Rüden können theoretisch unbegrenzt Nachwuchs zeugen. Ganze Inzuchtstämme werden auf einem erfolgreichen Vererber aufgebaut. Egal, wie gut eine Hündin ist, die Anzahl ihrer Kinder ist begrenzt und somit auch der unmittelbare Einfluss auf die Rasse.

Es wird Sie verwundern, dass der berühmte Old Cockie, der allgemein als der Begründer des modernen Collies gilt, nicht an der Spitze der Pyramide steht – tatsächlich hatte er viele wertvolle Töchter, aber keinen Sohn, von dem eine Abstammungsfolge hätte abgeleitet werden können. Als Stammvater betrachten wir Trefoil, der mit Töchtern von Old Cockie die Entwicklung des modernen Collies ins Rollen gebracht hat. Wir beenden die Rüdenlinie mit Dazzler of Dunsinane, der die Colliezucht nach dem Krieg wesentlich beeinflusste.

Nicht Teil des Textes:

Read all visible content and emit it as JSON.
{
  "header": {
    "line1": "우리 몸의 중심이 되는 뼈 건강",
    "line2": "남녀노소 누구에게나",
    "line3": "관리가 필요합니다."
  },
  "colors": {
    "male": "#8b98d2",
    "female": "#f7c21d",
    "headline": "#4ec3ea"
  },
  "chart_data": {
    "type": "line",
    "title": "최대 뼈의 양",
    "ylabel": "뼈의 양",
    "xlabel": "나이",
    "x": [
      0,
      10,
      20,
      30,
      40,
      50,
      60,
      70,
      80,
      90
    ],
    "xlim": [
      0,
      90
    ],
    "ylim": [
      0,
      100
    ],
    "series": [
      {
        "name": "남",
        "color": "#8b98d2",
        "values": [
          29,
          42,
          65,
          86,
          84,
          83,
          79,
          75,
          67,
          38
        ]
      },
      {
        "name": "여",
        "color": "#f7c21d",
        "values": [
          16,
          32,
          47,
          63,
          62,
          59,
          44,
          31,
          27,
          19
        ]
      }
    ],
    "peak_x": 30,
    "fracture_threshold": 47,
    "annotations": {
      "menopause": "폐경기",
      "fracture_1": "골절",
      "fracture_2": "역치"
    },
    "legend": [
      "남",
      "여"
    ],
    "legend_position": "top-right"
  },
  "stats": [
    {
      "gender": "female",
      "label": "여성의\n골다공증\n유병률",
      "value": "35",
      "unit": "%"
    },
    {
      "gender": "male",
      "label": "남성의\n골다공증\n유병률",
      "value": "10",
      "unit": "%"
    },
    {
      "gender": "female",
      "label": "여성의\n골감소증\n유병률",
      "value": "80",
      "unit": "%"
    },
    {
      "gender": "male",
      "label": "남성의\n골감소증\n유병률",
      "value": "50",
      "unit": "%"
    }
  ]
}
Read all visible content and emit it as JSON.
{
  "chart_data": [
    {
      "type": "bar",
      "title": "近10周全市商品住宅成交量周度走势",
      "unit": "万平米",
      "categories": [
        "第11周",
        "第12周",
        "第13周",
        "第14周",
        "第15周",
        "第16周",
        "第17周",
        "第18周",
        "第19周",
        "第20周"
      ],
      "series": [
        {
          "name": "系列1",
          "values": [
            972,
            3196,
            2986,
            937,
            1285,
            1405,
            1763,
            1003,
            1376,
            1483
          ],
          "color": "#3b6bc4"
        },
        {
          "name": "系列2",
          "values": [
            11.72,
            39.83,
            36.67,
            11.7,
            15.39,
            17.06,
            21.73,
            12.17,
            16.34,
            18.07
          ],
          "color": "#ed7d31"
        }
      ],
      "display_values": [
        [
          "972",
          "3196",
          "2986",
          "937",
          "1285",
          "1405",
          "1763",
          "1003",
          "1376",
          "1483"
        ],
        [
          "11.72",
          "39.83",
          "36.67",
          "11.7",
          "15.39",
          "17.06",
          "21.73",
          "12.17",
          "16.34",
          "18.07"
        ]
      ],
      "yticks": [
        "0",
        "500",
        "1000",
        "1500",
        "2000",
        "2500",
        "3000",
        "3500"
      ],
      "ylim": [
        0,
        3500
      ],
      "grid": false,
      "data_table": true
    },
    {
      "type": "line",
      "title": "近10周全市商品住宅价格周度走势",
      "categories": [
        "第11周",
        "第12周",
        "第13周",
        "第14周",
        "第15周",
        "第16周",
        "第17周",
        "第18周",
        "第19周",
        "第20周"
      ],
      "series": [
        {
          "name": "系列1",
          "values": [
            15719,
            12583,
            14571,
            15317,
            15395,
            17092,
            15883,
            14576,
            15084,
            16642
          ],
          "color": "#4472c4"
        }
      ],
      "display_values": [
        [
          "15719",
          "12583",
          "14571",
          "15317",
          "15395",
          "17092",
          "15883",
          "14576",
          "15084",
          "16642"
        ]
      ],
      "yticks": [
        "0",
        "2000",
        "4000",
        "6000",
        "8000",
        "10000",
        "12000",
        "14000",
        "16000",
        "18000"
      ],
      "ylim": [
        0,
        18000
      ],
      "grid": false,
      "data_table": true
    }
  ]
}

Wir stellen hier die Rüdenlinie vor, die Margaret Osborne in ihrer in den 1950ern in Handarbeit erstellten Broschüre „Collie Lines and Families“ erarbeitet hat und fassen über die einzelnen Rüden zusammen, was Zeitgenossen und Augenzeugen über die Hunde geschrieben haben.

Die Rüdenlinie
(Das Geburtsjahr nach dem Komma)
Trefoil, 1873
Ch. Charlemagne, 1879
Sefton, 1884
Ch. Metchley Wonder, 1886
Ch. Christopher, 1887
Ch. Stracathro Ralph, 1888
Heather Ralph, 1891
Ch. Ormskirk Emerald, 1894
Ormskirk Galopin, 1896
Ch. Heacham Galopin, 1897
Ch. Wishaw Clinker, 1898
Ch. Balgreggie Baronet, 1901
Ch. Squire of Tytton, 1904
Seedley Squire, 1905
Ch. Seedley Superior, 1906
Clarksfield Superior, 1909
Tonge Admiration, 1910
Ch. Magnet, 1912
Ch. Poplar Perfection, 1916
Ch. Eden Emerald, 1921
Eden Educator, 1923
Eden Extreme, 1925
Ch. Glenack Kingfisher, 1927
Beulah’s Nightshadowing, 1932
Ch. Beulah’s Silver Don Mario, 1938
Lyncliffe Lancer, 1940
Eden Examine, 1944
Abbot of Arranbeck, 1948
Dunsinane Alaric of Arranbeck, 1953
Ch. Defender of Dunsinane, 1955
Ch. Dorgano Demander of Dunsinane, 1959
Dazzler of Dunsinane, 1962
Trefoil, 1873
Der tricolour Rüde wurde auf dem irischen Landsitz des Begründers und Präsidenten des Kennel Club, Mr. S. E. Shirley, geboren. Seine Mutter gehörte dem Schäfer seines Gutes. Trefoil war ein berühmter Ausstellungshund und verdient höchste Ehre als Zuchthund, auf den alle Collies heute zurückgehen. Er war von schöner Gesamterscheinung mit recht gutem Kopf und Auge sowie gut getragenen Ohren. Sein Wesen war fröhlich und angenehm, bestechend und seinerzeit sehr begehrt sein überlanges Haarkleid, das bis auf den Boden reichte. Daß es weniger dicht und wetterresistent war, störte die damaligen Züchter wenig.
Ch. Charlemagne, 1879
Sein Züchter war der bekannte Mr. Bissell, der seine Hündin Maude, eine Tochter von Old Cockie, von Trefoil hatte belegen lassen. Rawdon Lee, ein Zeitgenosse und Kenner beschreibt ihn 1890 in seinem Buch als hellen sable und weißen Rüden mit wundervoll angesetzten und getragenen Ohren, dichtem glatten Haar von vorzüglicher Beschaffenheit, gutem Knochenbau, Vorhand und Pfoten. Die Lenden dürften kräftiger und die Hinterhand weniger stark kuhhessig sein. Sein Ausdruck war klug und lieblich. 1880 bis 1884 war er ungeschlagener Ausstellungssieger. Als er 1885 von Ch. Rutland auf den 2. Platz verwiesen wurde, erschien er erst 1890 im Alter von 11 Jahren wieder auf einer Collie Club Show. Umringt von Zuschauern wie einst, präsentierte er sich leicht ergraut in alter Form – eine außergewöhnliche Persönlichkeit. Er war seinem Großvater Old Cockie ähnlicher denn je. Nur sein Haar war für den modernen Geschmack etwas lockig geworden. Der Richter stellte ihn über alle Hunde und bezeichnete ihn bis auf das Gangwerk als noch immer den besten Collie.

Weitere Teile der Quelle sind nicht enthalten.